Abstract Animal culture changes over time through processes that include drift, immigration, selection, and innovation. Cultural change has been particularly well-studied for animal vocalizations, especially for the vocalizations of male animals in the temperate zone. Here we examine the cultural change in the vocalizations of tropical Rufous-and-white Wrens (Thryophilus rufalbus), quantifying temporal variation in song structure, song type diversity, and population-level distribution of song types in both males and females. We use data from 10 microsatellite loci to quantify patterns of immigration and neutral genetic differentiation over time, to investigate whether cultural diversity changes with rates of immigration.
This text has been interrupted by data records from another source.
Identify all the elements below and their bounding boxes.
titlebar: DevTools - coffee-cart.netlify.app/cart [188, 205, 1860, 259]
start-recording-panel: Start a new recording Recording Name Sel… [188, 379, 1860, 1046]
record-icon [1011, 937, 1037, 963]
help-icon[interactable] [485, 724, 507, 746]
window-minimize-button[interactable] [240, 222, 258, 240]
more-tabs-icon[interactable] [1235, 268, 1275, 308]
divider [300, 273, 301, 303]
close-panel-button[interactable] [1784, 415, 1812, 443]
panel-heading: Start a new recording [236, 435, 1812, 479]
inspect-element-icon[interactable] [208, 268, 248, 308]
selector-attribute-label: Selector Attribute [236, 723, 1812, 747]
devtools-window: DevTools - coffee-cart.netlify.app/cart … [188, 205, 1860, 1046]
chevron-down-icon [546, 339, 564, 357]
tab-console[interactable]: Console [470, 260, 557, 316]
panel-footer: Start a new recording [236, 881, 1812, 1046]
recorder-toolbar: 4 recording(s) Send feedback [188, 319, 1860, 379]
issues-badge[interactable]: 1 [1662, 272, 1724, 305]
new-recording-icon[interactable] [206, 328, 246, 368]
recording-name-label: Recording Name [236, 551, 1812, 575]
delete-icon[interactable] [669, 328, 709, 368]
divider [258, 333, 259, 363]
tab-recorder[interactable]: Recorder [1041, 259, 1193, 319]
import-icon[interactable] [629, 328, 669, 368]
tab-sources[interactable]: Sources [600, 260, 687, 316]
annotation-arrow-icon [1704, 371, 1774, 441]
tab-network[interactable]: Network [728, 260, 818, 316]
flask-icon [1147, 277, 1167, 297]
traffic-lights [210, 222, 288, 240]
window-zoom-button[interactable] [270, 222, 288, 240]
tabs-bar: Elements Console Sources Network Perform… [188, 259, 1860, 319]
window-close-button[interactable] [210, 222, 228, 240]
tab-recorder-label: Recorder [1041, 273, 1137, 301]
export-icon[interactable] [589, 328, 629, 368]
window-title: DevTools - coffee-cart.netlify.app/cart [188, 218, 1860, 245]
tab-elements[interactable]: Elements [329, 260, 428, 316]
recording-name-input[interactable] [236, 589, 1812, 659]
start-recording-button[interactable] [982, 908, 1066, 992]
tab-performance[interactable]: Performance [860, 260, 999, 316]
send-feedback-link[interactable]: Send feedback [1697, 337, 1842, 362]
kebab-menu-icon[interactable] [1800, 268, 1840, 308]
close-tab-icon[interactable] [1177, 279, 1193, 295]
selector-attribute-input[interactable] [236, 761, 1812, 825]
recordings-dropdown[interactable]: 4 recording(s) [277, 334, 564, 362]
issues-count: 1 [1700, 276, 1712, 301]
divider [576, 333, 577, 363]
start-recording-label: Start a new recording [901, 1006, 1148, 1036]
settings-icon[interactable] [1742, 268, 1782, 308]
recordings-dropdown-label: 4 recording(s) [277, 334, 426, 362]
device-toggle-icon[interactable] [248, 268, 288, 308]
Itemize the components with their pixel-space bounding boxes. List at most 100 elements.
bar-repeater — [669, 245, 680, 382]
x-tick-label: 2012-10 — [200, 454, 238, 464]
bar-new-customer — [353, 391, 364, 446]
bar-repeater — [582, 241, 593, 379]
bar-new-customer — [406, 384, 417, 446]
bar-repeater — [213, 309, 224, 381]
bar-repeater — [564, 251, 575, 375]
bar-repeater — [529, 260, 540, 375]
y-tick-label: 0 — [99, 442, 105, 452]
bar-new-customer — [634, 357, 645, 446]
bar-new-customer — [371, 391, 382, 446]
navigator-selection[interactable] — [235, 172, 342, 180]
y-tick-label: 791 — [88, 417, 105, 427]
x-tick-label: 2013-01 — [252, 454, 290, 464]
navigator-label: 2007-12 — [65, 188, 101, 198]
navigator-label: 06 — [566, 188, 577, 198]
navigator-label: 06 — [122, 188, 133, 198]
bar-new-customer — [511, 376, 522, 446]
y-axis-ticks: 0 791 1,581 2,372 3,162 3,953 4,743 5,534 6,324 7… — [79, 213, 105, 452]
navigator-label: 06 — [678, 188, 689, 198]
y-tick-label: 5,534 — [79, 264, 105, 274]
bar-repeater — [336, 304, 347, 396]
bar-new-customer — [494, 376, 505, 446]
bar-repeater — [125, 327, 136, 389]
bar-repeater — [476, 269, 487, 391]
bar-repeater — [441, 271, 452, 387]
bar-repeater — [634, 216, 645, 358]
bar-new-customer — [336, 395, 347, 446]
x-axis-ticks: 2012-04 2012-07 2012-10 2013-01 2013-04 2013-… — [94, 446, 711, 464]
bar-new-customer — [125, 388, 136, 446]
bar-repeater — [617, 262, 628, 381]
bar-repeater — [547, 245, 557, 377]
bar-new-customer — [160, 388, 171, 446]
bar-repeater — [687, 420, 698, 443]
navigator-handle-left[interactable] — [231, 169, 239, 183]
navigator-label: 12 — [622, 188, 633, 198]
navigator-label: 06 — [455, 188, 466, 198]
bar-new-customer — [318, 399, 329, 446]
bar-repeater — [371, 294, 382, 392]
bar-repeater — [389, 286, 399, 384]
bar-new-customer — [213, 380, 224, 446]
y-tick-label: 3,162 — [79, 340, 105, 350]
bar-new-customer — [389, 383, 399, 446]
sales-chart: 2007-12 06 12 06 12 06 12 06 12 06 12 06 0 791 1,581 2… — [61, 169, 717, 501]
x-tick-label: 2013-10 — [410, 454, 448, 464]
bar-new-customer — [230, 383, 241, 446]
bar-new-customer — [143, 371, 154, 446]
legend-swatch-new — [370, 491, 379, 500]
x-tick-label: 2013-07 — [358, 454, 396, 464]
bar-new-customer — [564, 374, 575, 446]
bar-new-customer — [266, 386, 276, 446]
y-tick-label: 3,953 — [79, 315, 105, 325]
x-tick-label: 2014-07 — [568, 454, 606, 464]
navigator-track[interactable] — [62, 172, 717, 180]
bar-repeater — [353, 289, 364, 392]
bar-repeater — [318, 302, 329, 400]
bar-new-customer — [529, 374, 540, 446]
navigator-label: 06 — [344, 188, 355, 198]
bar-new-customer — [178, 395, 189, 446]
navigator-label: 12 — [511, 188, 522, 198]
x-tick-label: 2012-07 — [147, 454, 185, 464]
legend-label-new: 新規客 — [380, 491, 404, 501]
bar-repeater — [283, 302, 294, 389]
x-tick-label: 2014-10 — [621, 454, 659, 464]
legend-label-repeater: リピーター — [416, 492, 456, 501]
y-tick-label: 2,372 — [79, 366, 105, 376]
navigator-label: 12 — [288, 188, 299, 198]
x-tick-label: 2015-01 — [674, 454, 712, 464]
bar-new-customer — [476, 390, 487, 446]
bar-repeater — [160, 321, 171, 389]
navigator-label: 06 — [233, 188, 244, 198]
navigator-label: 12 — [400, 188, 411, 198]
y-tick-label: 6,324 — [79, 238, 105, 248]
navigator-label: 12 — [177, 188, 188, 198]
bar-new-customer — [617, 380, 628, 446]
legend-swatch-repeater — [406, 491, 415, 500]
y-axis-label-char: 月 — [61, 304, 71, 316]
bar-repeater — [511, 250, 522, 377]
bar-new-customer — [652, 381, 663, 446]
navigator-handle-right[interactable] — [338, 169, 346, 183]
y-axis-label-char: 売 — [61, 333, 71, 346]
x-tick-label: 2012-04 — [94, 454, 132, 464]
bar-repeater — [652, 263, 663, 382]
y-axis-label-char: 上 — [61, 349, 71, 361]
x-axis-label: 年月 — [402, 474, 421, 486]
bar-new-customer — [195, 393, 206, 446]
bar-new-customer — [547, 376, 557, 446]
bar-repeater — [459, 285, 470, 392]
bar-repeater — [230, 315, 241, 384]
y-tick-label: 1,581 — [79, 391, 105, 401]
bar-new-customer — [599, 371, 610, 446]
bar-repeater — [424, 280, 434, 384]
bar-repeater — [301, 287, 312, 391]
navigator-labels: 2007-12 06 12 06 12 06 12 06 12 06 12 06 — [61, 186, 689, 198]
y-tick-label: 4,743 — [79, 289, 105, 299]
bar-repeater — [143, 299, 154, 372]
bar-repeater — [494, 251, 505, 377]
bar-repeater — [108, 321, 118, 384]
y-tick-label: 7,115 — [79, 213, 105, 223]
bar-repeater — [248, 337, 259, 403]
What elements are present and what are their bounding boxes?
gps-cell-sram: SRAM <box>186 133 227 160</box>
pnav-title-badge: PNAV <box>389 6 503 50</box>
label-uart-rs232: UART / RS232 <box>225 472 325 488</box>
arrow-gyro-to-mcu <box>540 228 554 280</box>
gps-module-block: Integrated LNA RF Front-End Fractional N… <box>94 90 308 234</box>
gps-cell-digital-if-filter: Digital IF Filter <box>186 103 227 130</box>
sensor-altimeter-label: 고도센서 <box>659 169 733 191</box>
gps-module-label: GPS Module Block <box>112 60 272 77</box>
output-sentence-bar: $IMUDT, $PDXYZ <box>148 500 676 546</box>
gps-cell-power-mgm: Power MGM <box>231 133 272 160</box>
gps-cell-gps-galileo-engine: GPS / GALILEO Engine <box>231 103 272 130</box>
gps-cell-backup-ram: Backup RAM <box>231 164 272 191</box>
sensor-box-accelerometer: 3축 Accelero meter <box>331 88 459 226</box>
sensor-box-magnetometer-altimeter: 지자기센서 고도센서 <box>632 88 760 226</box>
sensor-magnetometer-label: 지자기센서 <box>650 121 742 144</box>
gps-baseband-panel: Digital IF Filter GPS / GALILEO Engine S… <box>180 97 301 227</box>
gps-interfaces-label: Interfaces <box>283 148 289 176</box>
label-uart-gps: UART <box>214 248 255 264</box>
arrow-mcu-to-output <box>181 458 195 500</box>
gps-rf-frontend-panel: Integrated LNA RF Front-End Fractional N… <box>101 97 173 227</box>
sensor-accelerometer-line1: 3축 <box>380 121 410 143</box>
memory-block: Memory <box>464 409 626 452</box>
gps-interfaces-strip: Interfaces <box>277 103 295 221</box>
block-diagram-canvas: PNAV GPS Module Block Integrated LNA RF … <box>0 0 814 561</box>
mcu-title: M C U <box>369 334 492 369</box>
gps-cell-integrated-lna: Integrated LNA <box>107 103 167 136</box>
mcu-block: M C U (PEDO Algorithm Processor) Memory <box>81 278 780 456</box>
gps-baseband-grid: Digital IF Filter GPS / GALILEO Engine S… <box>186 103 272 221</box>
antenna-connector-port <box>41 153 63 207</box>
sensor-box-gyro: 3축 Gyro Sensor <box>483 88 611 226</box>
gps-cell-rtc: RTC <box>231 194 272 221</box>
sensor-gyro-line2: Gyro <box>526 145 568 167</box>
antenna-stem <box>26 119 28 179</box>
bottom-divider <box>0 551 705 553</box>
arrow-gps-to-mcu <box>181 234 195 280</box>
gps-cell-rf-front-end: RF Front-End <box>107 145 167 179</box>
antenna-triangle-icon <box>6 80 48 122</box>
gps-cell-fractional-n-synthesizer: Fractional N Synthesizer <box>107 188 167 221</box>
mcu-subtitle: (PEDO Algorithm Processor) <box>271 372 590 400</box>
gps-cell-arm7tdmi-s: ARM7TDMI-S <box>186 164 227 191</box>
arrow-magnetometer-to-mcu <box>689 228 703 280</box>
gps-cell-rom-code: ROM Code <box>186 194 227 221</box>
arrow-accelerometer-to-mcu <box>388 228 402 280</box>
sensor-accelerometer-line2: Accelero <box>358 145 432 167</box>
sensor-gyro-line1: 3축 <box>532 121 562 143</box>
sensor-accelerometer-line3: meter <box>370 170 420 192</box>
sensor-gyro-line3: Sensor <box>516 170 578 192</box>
Based on 11 yr of data, we show that the spectro-temporal features of several widely-used persistent song types maintain a relatively high level of consistency for both males and females, whereas the distribution and frequency of particular song types change over time for both sexes. Males and females exhibit comparable levels of cultural diversity (i.e. the diversity of song types across the population), although females exhibit greater rates of cultural change over time. We found that female changes in cultural diversity increased when immigration is high, whereas male cultural diversity did not change with immigration. Our study is the first long-term study to explore cultural evolution for both male and female birds and suggests that cultural patterns exhibit notable differences between the sexes.